Once released, the onus of being an ex-felon coupled with institutionalised racism means that it is difficult for Black ex-prisoners to find meaningful employment. This often leads to their being re-imprisoned, permanently caught up in the system.


It is difficult to obtain the full information about the strike. Prison authorities deny that anything is happening in their prisons, or punish leaders in ways that make it hard to communicate with the outside.

Amani Sawari is a spokesperson for Jailhouse Lawyers Speak, a network of prisoners who studied the law while inside and are helping to organise the strike. She is now out of jail and reports on the retaliation against the strikers.

She has raised the example of two strike leaders who have been placed in solitary confinement, Jason Walker and Keith “Malik” Washington.

“Comrade Malik hasn’t been allowed to take showers,” Sawari said. “They are hunger-striking. Jason Walker hasn’t been allowed to have toilet paper, towels or have access to taking a shower or having clean clothes, in retaliation to his organising of the strike in Texas.”

She says Malik was sent into solitary confinement — an internationally recognised form of torture — in a preemptive move on August 15. “He’s in a concrete cell that’s over 100 degrees Fahrenheit in Texas … He’s only escorted out in handcuffs. He’s not allowed to have easy communications with the outside.”

Walker wrote an article about the conditions in Texas prisons. Sawari said: “After that article was written, he was moved to solitary confinement. But even in groups, like in South Carolina, prisoners in McCormick [prison] have been having daily strip searches done on them since August 20, the day before the the strike began.

“Also, David Easley and James Ward, they are in Ohio [state prison], Toledo’s correctional facility, are not allowed to have contact with the outside. They’re also in solitary confinement.

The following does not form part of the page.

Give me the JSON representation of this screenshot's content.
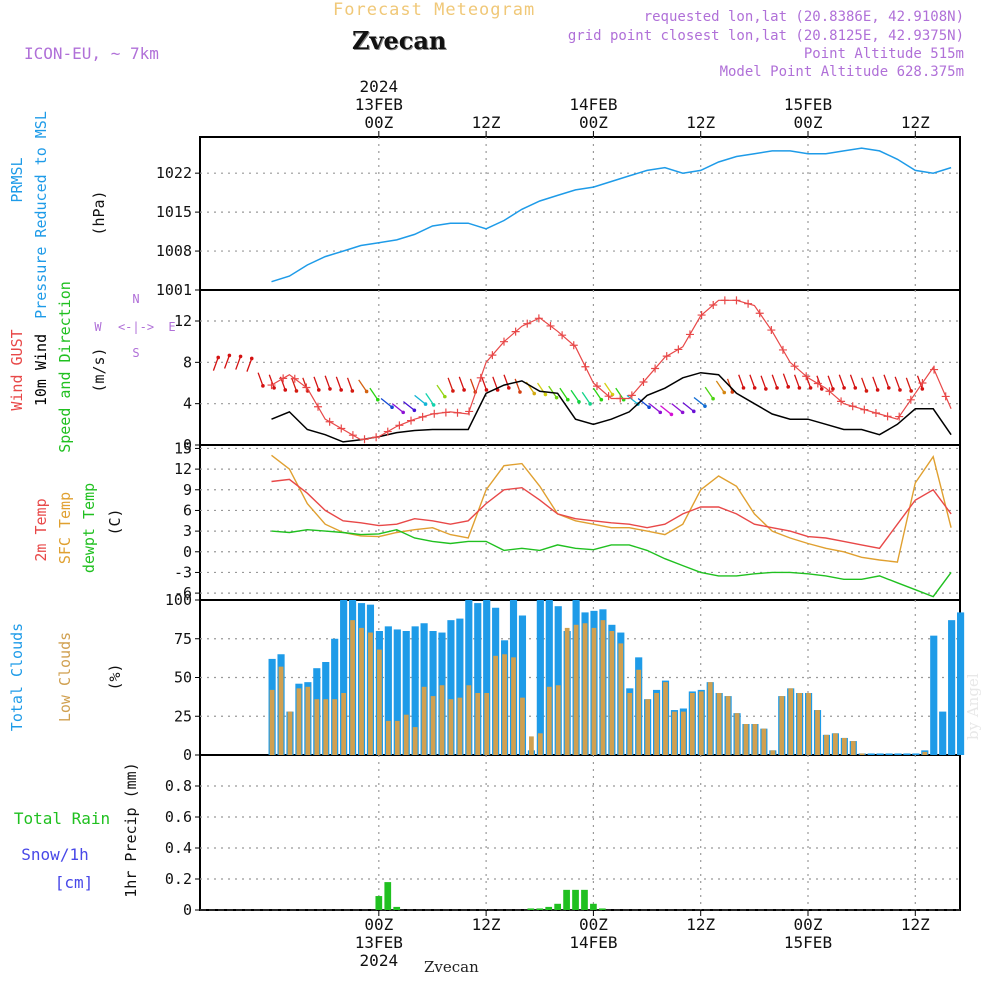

“So we can see that retaliation is happening against individual organisers in the beginning. And now we’re seeing when inmates are standing up and choosing to strike, they are moved to solitary to try to keep prisoners from joining.

“But this is spreading the fire. Prisoners know that this is a climate where they can actually stand up and feel supported. There have been solidarity marches and rallies in at least 21 cities across the country.”

These brave men and women taking action in the face of retaliation deserve our support. We must begin to educate the labour movement that prisoners are part of the working class — and it is in the interests of all workers to come to their defence.